Comme le souligne la Cour suprême dans l’arrêt Cloutier c. La Reine, de manière générale, une preuve qui tend à démontrer la mauvaise conduite d’une personne est à proscrire, en raison des risques importants d’effet préjudiciable et de la faible valeur probante quant à l’accusation spécifique. (par. 17)
[10] Agression sexuelle. La plaignante témoigne que le matin du 27 ou du 28 novembre 2019, entre 6 h et 8 h, l’appelant la rejoint dans la chambre qu’elle occupe seule au sous-sol et l’agresse sexuellement, alors que les enfants dorment toujours.
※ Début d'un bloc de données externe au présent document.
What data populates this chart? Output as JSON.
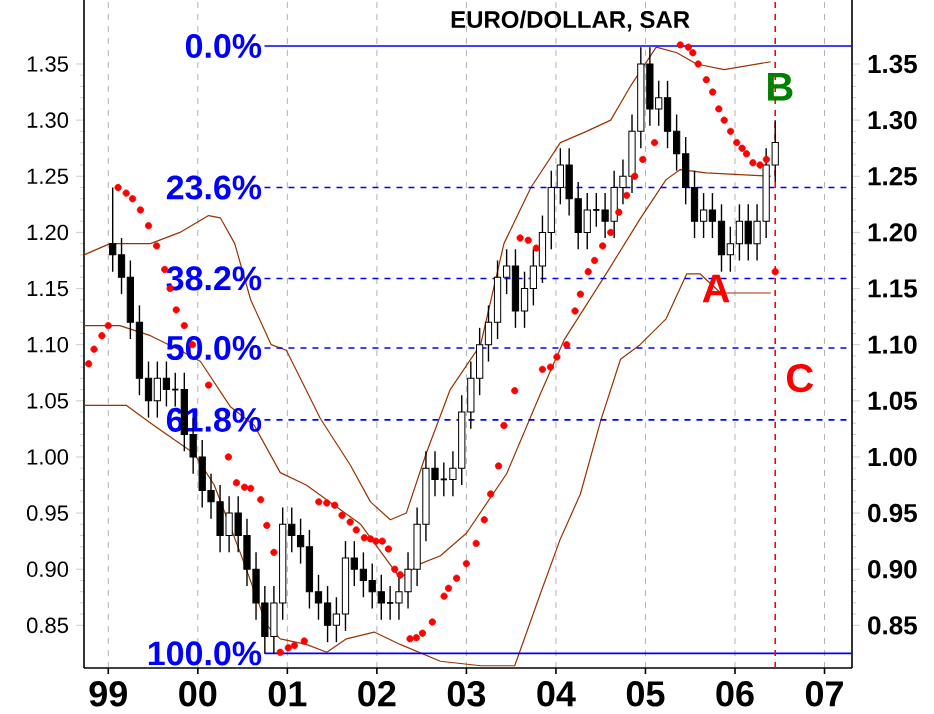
{
  "chart_data": {
    "type": "candlestick",
    "title": "EURO/DOLLAR, SAR",
    "xlim": [
      "1998-09-24",
      "2007-04-23"
    ],
    "ylim": [
      0.812,
      1.407
    ],
    "y2lim": [
      0.812,
      1.407
    ],
    "grid": "x",
    "xticks": [
      {
        "value": "1999",
        "label": "99"
      },
      {
        "value": "2000",
        "label": "00"
      },
      {
        "value": "2001",
        "label": "01"
      },
      {
        "value": "2002",
        "label": "02"
      },
      {
        "value": "2003",
        "label": "03"
      },
      {
        "value": "2004",
        "label": "04"
      },
      {
        "value": "2005",
        "label": "05"
      },
      {
        "value": "2006",
        "label": "06"
      },
      {
        "value": "2007",
        "label": "07"
      }
    ],
    "yticks": [
      {
        "value": 0.85,
        "label": "0.85"
      },
      {
        "value": 0.9,
        "label": "0.90"
      },
      {
        "value": 0.95,
        "label": "0.95"
      },
      {
        "value": 1.0,
        "label": "1.00"
      },
      {
        "value": 1.05,
        "label": "1.05"
      },
      {
        "value": 1.1,
        "label": "1.10"
      },
      {
        "value": 1.15,
        "label": "1.15"
      },
      {
        "value": 1.2,
        "label": "1.20"
      },
      {
        "value": 1.25,
        "label": "1.25"
      },
      {
        "value": 1.3,
        "label": "1.30"
      },
      {
        "value": 1.35,
        "label": "1.35"
      }
    ],
    "y2ticks": [
      {
        "value": 0.85,
        "label": "0.85"
      },
      {
        "value": 0.9,
        "label": "0.90"
      },
      {
        "value": 0.95,
        "label": "0.95"
      },
      {
        "value": 1.0,
        "label": "1.00"
      },
      {
        "value": 1.05,
        "label": "1.05"
      },
      {
        "value": 1.1,
        "label": "1.10"
      },
      {
        "value": 1.15,
        "label": "1.15"
      },
      {
        "value": 1.2,
        "label": "1.20"
      },
      {
        "value": 1.25,
        "label": "1.25"
      },
      {
        "value": 1.3,
        "label": "1.30"
      },
      {
        "value": 1.35,
        "label": "1.35"
      }
    ],
    "x": [
      "1999-01-19",
      "1999-02-24",
      "1999-04-01",
      "1999-05-08",
      "1999-06-14",
      "1999-07-20",
      "1999-08-26",
      "1999-10-01",
      "1999-11-07",
      "1999-12-13",
      "2000-01-19",
      "2000-02-24",
      "2000-04-01",
      "2000-05-08",
      "2000-06-14",
      "2000-07-20",
      "2000-08-26",
      "2000-10-01",
      "2000-11-07",
      "2000-12-13",
      "2001-01-19",
      "2001-02-24",
      "2001-04-01",
      "2001-05-08",
      "2001-06-14",
      "2001-07-20",
      "2001-08-26",
      "2001-10-01",
      "2001-11-07",
      "2001-12-13",
      "2002-01-19",
      "2002-02-24",
      "2002-04-01",
      "2002-05-08",
      "2002-06-14",
      "2002-07-20",
      "2002-08-26",
      "2002-10-01",
      "2002-11-07",
      "2002-12-13",
      "2003-01-19",
      "2003-02-24",
      "2003-04-01",
      "2003-05-08",
      "2003-06-14",
      "2003-07-20",
      "2003-08-26",
      "2003-10-01",
      "2003-11-07",
      "2003-12-13",
      "2004-01-19",
      "2004-02-24",
      "2004-04-01",
      "2004-05-08",
      "2004-06-14",
      "2004-07-20",
      "2004-08-26",
      "2004-10-01",
      "2004-11-07",
      "2004-12-13",
      "2005-01-19",
      "2005-02-24",
      "2005-04-01",
      "2005-05-08",
      "2005-06-14",
      "2005-07-20",
      "2005-08-26",
      "2005-10-01",
      "2005-11-07",
      "2005-12-13",
      "2006-01-19",
      "2006-02-24",
      "2006-04-01",
      "2006-05-08",
      "2006-06-14"
    ],
    "ohlc": [
      [
        1.19,
        1.24,
        1.165,
        1.18
      ],
      [
        1.18,
        1.195,
        1.145,
        1.16
      ],
      [
        1.16,
        1.175,
        1.105,
        1.12
      ],
      [
        1.12,
        1.135,
        1.055,
        1.07
      ],
      [
        1.07,
        1.085,
        1.035,
        1.05
      ],
      [
        1.05,
        1.085,
        1.035,
        1.07
      ],
      [
        1.07,
        1.085,
        1.045,
        1.06
      ],
      [
        1.06,
        1.075,
        1.045,
        1.06
      ],
      [
        1.06,
        1.075,
        1.005,
        1.02
      ],
      [
        1.02,
        1.035,
        0.985,
        1.0
      ],
      [
        1.0,
        1.015,
        0.955,
        0.97
      ],
      [
        0.97,
        0.985,
        0.945,
        0.96
      ],
      [
        0.96,
        0.975,
        0.915,
        0.93
      ],
      [
        0.93,
        0.965,
        0.915,
        0.95
      ],
      [
        0.95,
        0.965,
        0.915,
        0.93
      ],
      [
        0.93,
        0.945,
        0.885,
        0.9
      ],
      [
        0.9,
        0.915,
        0.855,
        0.87
      ],
      [
        0.87,
        0.885,
        0.825,
        0.84
      ],
      [
        0.84,
        0.885,
        0.825,
        0.87
      ],
      [
        0.87,
        0.955,
        0.855,
        0.94
      ],
      [
        0.94,
        0.955,
        0.915,
        0.93
      ],
      [
        0.93,
        0.945,
        0.905,
        0.92
      ],
      [
        0.92,
        0.935,
        0.865,
        0.88
      ],
      [
        0.88,
        0.895,
        0.855,
        0.87
      ],
      [
        0.87,
        0.885,
        0.835,
        0.85
      ],
      [
        0.85,
        0.875,
        0.835,
        0.86
      ],
      [
        0.86,
        0.925,
        0.845,
        0.91
      ],
      [
        0.91,
        0.925,
        0.885,
        0.9
      ],
      [
        0.9,
        0.915,
        0.875,
        0.89
      ],
      [
        0.89,
        0.905,
        0.865,
        0.88
      ],
      [
        0.88,
        0.895,
        0.855,
        0.87
      ],
      [
        0.87,
        0.885,
        0.855,
        0.87
      ],
      [
        0.87,
        0.895,
        0.855,
        0.88
      ],
      [
        0.88,
        0.915,
        0.865,
        0.9
      ],
      [
        0.9,
        0.955,
        0.885,
        0.94
      ],
      [
        0.94,
        1.005,
        0.925,
        0.99
      ],
      [
        0.99,
        1.005,
        0.965,
        0.98
      ],
      [
        0.98,
        0.995,
        0.965,
        0.98
      ],
      [
        0.98,
        1.005,
        0.965,
        0.99
      ],
      [
        0.99,
        1.055,
        0.975,
        1.04
      ],
      [
        1.04,
        1.085,
        1.025,
        1.07
      ],
      [
        1.07,
        1.115,
        1.055,
        1.1
      ],
      [
        1.1,
        1.135,
        1.085,
        1.12
      ],
      [
        1.12,
        1.175,
        1.105,
        1.16
      ],
      [
        1.16,
        1.185,
        1.145,
        1.17
      ],
      [
        1.17,
        1.185,
        1.115,
        1.13
      ],
      [
        1.13,
        1.165,
        1.115,
        1.15
      ],
      [
        1.15,
        1.185,
        1.135,
        1.17
      ],
      [
        1.17,
        1.215,
        1.155,
        1.2
      ],
      [
        1.2,
        1.255,
        1.185,
        1.24
      ],
      [
        1.24,
        1.275,
        1.225,
        1.26
      ],
      [
        1.26,
        1.275,
        1.215,
        1.23
      ],
      [
        1.23,
        1.245,
        1.185,
        1.2
      ],
      [
        1.2,
        1.235,
        1.185,
        1.22
      ],
      [
        1.22,
        1.235,
        1.205,
        1.22
      ],
      [
        1.22,
        1.235,
        1.195,
        1.21
      ],
      [
        1.21,
        1.255,
        1.195,
        1.24
      ],
      [
        1.24,
        1.265,
        1.225,
        1.25
      ],
      [
        1.25,
        1.305,
        1.235,
        1.29
      ],
      [
        1.29,
        1.365,
        1.275,
        1.35
      ],
      [
        1.35,
        1.365,
        1.295,
        1.31
      ],
      [
        1.31,
        1.335,
        1.295,
        1.32
      ],
      [
        1.32,
        1.335,
        1.275,
        1.29
      ],
      [
        1.29,
        1.305,
        1.255,
        1.27
      ],
      [
        1.27,
        1.285,
        1.225,
        1.24
      ],
      [
        1.24,
        1.255,
        1.195,
        1.21
      ],
      [
        1.21,
        1.235,
        1.195,
        1.22
      ],
      [
        1.22,
        1.235,
        1.195,
        1.21
      ],
      [
        1.21,
        1.225,
        1.165,
        1.18
      ],
      [
        1.18,
        1.205,
        1.165,
        1.19
      ],
      [
        1.19,
        1.225,
        1.175,
        1.21
      ],
      [
        1.21,
        1.225,
        1.175,
        1.19
      ],
      [
        1.19,
        1.225,
        1.175,
        1.21
      ],
      [
        1.21,
        1.275,
        1.195,
        1.26
      ],
      [
        1.26,
        1.3,
        1.245,
        1.28
      ]
    ],
    "series": [
      {
        "type": "scatter",
        "color": "#ff0000",
        "marker": "circle",
        "x": [
          "1998-10-13",
          "1998-11-04",
          "1998-12-06",
          "1999-01-01",
          "1999-02-10",
          "1999-03-15",
          "1999-04-10",
          "1999-05-12",
          "1999-06-14",
          "1999-07-17",
          "1999-08-19",
          "1999-09-10",
          "1999-10-05",
          "1999-11-07",
          "1999-12-10",
          "2000-02-14",
          "2000-05-05",
          "2000-06-07",
          "2000-07-10",
          "2000-08-04",
          "2000-09-14",
          "2000-10-09",
          "2000-11-07",
          "2000-12-03",
          "2001-01-05",
          "2001-01-30",
          "2001-03-11",
          "2001-05-09",
          "2001-06-11",
          "2001-07-13",
          "2001-08-12",
          "2001-09-14",
          "2001-10-09",
          "2001-11-11",
          "2001-12-06",
          "2001-12-28",
          "2002-01-23",
          "2002-02-17",
          "2002-03-15",
          "2002-04-06",
          "2002-05-16",
          "2002-06-11",
          "2002-07-06",
          "2002-08-15",
          "2002-10-02",
          "2002-10-20",
          "2002-11-22",
          "2003-01-01",
          "2003-02-10",
          "2003-03-15",
          "2003-04-10",
          "2003-05-12",
          "2003-06-03",
          "2003-07-17",
          "2003-08-08",
          "2003-09-10",
          "2003-10-13",
          "2003-11-07",
          "2003-12-10",
          "2004-01-05",
          "2004-02-14",
          "2004-03-19",
          "2004-04-10",
          "2004-05-12",
          "2004-06-07",
          "2004-07-10",
          "2004-08-12",
          "2004-09-14",
          "2004-10-16",
          "2004-11-18",
          "2004-12-21",
          "2005-02-07",
          "2005-05-23",
          "2005-06-25",
          "2005-07-13",
          "2005-08-04",
          "2005-09-06",
          "2005-10-02",
          "2005-10-27",
          "2005-11-18",
          "2005-12-14",
          "2006-01-08",
          "2006-01-30",
          "2006-02-17",
          "2006-03-15",
          "2006-04-13",
          "2006-05-09",
          "2006-06-14"
        ],
        "values": [
          1.083,
          1.096,
          1.108,
          1.117,
          1.24,
          1.235,
          1.23,
          1.22,
          1.206,
          1.188,
          1.167,
          1.15,
          1.131,
          1.117,
          1.1,
          1.064,
          1.0,
          0.977,
          0.973,
          0.972,
          0.962,
          0.939,
          0.915,
          0.826,
          0.83,
          0.832,
          0.836,
          0.96,
          0.959,
          0.957,
          0.948,
          0.942,
          0.935,
          0.928,
          0.927,
          0.925,
          0.925,
          0.918,
          0.9,
          0.895,
          0.838,
          0.839,
          0.843,
          0.853,
          0.876,
          0.883,
          0.892,
          0.905,
          0.923,
          0.944,
          0.967,
          0.992,
          1.028,
          1.059,
          1.195,
          1.193,
          1.186,
          1.078,
          1.08,
          1.089,
          1.1,
          1.13,
          1.145,
          1.165,
          1.175,
          1.188,
          1.2,
          1.218,
          1.233,
          1.25,
          1.265,
          1.28,
          1.367,
          1.365,
          1.36,
          1.35,
          1.336,
          1.325,
          1.31,
          1.3,
          1.29,
          1.28,
          1.275,
          1.27,
          1.262,
          1.26,
          1.265,
          1.165
        ]
      },
      {
        "type": "line",
        "color": "#993300",
        "x": [
          "1998-09-24",
          "1999-01-08",
          "1999-06-22",
          "1999-10-20",
          "2000-02-14",
          "2000-04-02",
          "2000-05-31",
          "2000-08-04",
          "2000-10-27",
          "2000-12-28",
          "2001-05-16",
          "2001-09-14",
          "2001-12-06",
          "2002-02-25",
          "2002-05-01",
          "2002-07-21",
          "2002-10-27",
          "2003-02-28",
          "2003-06-03",
          "2003-09-21",
          "2004-01-19",
          "2004-05-05",
          "2004-08-12",
          "2004-10-31",
          "2005-02-14",
          "2005-05-09",
          "2005-07-28",
          "2005-11-18",
          "2006-05-27"
        ],
        "values": [
          1.18,
          1.19,
          1.19,
          1.2,
          1.215,
          1.213,
          1.19,
          1.14,
          1.1,
          1.095,
          1.034,
          0.993,
          0.96,
          0.944,
          0.95,
          1.003,
          1.06,
          1.1,
          1.19,
          1.24,
          1.28,
          1.29,
          1.3,
          1.33,
          1.365,
          1.36,
          1.35,
          1.345,
          1.352
        ]
      },
      {
        "type": "line",
        "color": "#993300",
        "x": [
          "1998-09-24",
          "1999-02-17",
          "1999-06-22",
          "1999-10-20",
          "2000-01-12",
          "2000-05-12",
          "2000-08-19",
          "2000-12-03",
          "2001-03-19",
          "2001-10-27",
          "2002-04-06",
          "2002-06-29",
          "2002-09-17",
          "2003-01-01",
          "2003-06-14",
          "2003-10-31",
          "2004-02-03",
          "2004-07-24",
          "2004-12-10",
          "2005-03-26",
          "2005-05-23",
          "2005-09-06",
          "2006-05-27"
        ],
        "values": [
          1.117,
          1.117,
          1.108,
          1.095,
          1.085,
          1.045,
          1.028,
          0.986,
          0.975,
          0.94,
          0.892,
          0.905,
          0.912,
          0.932,
          0.985,
          1.057,
          1.104,
          1.163,
          1.212,
          1.247,
          1.256,
          1.253,
          1.25
        ]
      },
      {
        "type": "line",
        "color": "#993300",
        "x": [
          "1998-09-24",
          "1999-03-15",
          "1999-07-06",
          "1999-12-17",
          "2000-03-08",
          "2000-06-22",
          "2000-10-09",
          "2000-12-03",
          "2001-03-19",
          "2001-06-11",
          "2001-08-30",
          "2001-12-21",
          "2002-04-06",
          "2002-09-17",
          "2003-02-28",
          "2003-07-17",
          "2003-10-31",
          "2004-01-19",
          "2004-04-10",
          "2004-07-03",
          "2004-09-21",
          "2004-12-10",
          "2005-03-26",
          "2005-06-18",
          "2005-08-12",
          "2005-11-04",
          "2006-05-27"
        ],
        "values": [
          1.046,
          1.046,
          1.028,
          1.003,
          0.975,
          0.915,
          0.85,
          0.838,
          0.833,
          0.826,
          0.838,
          0.844,
          0.833,
          0.818,
          0.814,
          0.814,
          0.879,
          0.927,
          0.967,
          1.033,
          1.087,
          1.1,
          1.123,
          1.163,
          1.163,
          1.146,
          1.146
        ]
      }
    ],
    "ref_lines": [
      {
        "axis": "y",
        "value": 1.366,
        "color": "#0000ff",
        "line_style": "solid"
      },
      {
        "axis": "y",
        "value": 1.24,
        "color": "#0000ff",
        "line_style": "dashed"
      },
      {
        "axis": "y",
        "value": 1.159,
        "color": "#0000ff",
        "line_style": "dashed"
      },
      {
        "axis": "y",
        "value": 1.097,
        "color": "#0000ff",
        "line_style": "dashed"
      },
      {
        "axis": "y",
        "value": 1.033,
        "color": "#0000ff",
        "line_style": "dashed"
      },
      {
        "axis": "y",
        "value": 0.825,
        "color": "#0000ff",
        "line_style": "solid"
      },
      {
        "axis": "x",
        "value": "2006-06-14",
        "color": "#ff0000",
        "line_style": "dashed"
      }
    ],
    "annotations": [
      "0.0%",
      "23.6%",
      "38.2%",
      "50.0%",
      "61.8%",
      "100.0%",
      {
        "text": "A",
        "x": "2005-10-16",
        "y": 1.15
      },
      "B",
      "C"
    ]
  }
}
L’appelant nie complètement cette version.
[11] L’appelant soulève trois moyens : (1) le juge aurait commis une erreur de droit en mettant en opposition les versions contradictoires de l’appelant et de la plaignante; (2) il aurait commis une erreur en fait et en droit en analysant le témoignage de l’appelant à la lumière de stéréotypes et mythes; et (3) il aurait commis une erreur de droit en ne motivant pas suffisamment sa décision. Lors des plaidoiries, l’appelant présente un moyen d’appel modifié, lequel n’était pas annoncé dans sa déclaration d’appel ni son argumentation écrite, soit que le juge a erré en droit en déclarant l’appelant coupable d’agression sexuelle sur la base d’une preuve de propension. Le ministère public ne s’oppose pas à la modification, mais conteste le moyen. L’analyse de ce moyen modifié suffit à trancher l’appel sur le chef d’agression sexuelle. Voyons ce qu’il en est.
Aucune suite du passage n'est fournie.